Often when we have children with our partners, we have these great dreamy days when the mother is pregnant and the baby arrives and then often a bit of conflict comes, because we have different parenting styles.
And generally, it's fine. There might be a few rows, there might be a few kinds of disagreements, but we jog along.
By the time the kid gets into the teenage years, it can get a lot more serious. And if the teenager faces serious mental health challenges, it can turn into all out war between the two parents if they have two different styles, two different approaches.
Because then it really matters. The stakes are high.
It's very important that parents work together on some level to figure out what is the way forward, because otherwise they're going to be at war with each other rather than busy focusing on the teenager's distress.
It's more common than you might imagine. One parent is strict and the other parent is indulgent.
So one parent runs a tight ship. They expect a lot from the child. They have kind of high control and they often, frankly, produce high achieving children and there is great research around that.
However, they also produce children who might be more likely to be sly, and perhaps be a little low on self-esteem.

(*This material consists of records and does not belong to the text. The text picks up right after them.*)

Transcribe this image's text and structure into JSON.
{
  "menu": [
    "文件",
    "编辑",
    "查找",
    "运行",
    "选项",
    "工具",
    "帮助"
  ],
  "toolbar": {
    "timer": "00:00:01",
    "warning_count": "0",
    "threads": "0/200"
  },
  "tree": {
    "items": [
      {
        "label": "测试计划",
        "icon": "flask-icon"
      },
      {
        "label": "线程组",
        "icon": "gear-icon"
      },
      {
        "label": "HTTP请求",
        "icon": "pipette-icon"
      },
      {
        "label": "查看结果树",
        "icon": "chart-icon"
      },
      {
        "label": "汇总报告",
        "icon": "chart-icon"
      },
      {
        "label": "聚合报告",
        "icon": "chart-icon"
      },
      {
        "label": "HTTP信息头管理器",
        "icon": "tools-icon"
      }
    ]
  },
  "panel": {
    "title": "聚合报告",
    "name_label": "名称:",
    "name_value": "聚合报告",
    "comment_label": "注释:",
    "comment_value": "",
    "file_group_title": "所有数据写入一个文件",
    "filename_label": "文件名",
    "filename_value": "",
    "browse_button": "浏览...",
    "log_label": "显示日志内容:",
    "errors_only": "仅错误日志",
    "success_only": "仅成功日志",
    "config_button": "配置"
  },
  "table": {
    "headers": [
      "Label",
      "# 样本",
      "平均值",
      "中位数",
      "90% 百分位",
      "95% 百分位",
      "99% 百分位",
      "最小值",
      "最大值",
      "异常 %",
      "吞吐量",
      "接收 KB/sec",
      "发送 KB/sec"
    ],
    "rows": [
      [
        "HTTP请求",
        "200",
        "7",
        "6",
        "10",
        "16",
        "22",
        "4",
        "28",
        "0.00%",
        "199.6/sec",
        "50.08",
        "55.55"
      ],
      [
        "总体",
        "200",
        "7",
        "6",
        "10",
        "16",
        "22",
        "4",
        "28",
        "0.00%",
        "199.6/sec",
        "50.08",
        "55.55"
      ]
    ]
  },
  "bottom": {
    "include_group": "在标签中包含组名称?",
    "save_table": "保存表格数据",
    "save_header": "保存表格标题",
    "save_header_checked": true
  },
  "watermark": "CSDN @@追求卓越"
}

And they're often married to a parent who's really quite indulgent. So the child gets the two extreme edges, the very strict parent and the very indulgent parent.
So the indulgent, permissive parent is the opposite and they don't run a tight ship. They run a soft ship, a warm ship, a sweet ship. They can often be terrified of their child's distress and they'll do anything to keep their child happy.
They can run a very warm kind of scenario and a lot of forgiveness, a lot of gentleness, a lot of warmth.
Here enters The Drama Triangle
And with The Drama Triangle, there's always a victim, there's always a persecutor and there's always a saviour.
And if your teenager, and they often do, starts creating a triangulation between the two parents and the child, where the child is the victim and one or other of the parents are either a persecutor or a saviour, you are going to not only disempower your teenager who's constantly in victimhood status, which is very bad for them, very bad for their mental health and creates a stuckness that is really worrying.
It's inciting a kind of disunity between the parents.The teenager doesn't necessarily know they're doing it.
They might know a little bit because they're human and they might be manipulating the situation a little bit but actually, the harm can be quite serious.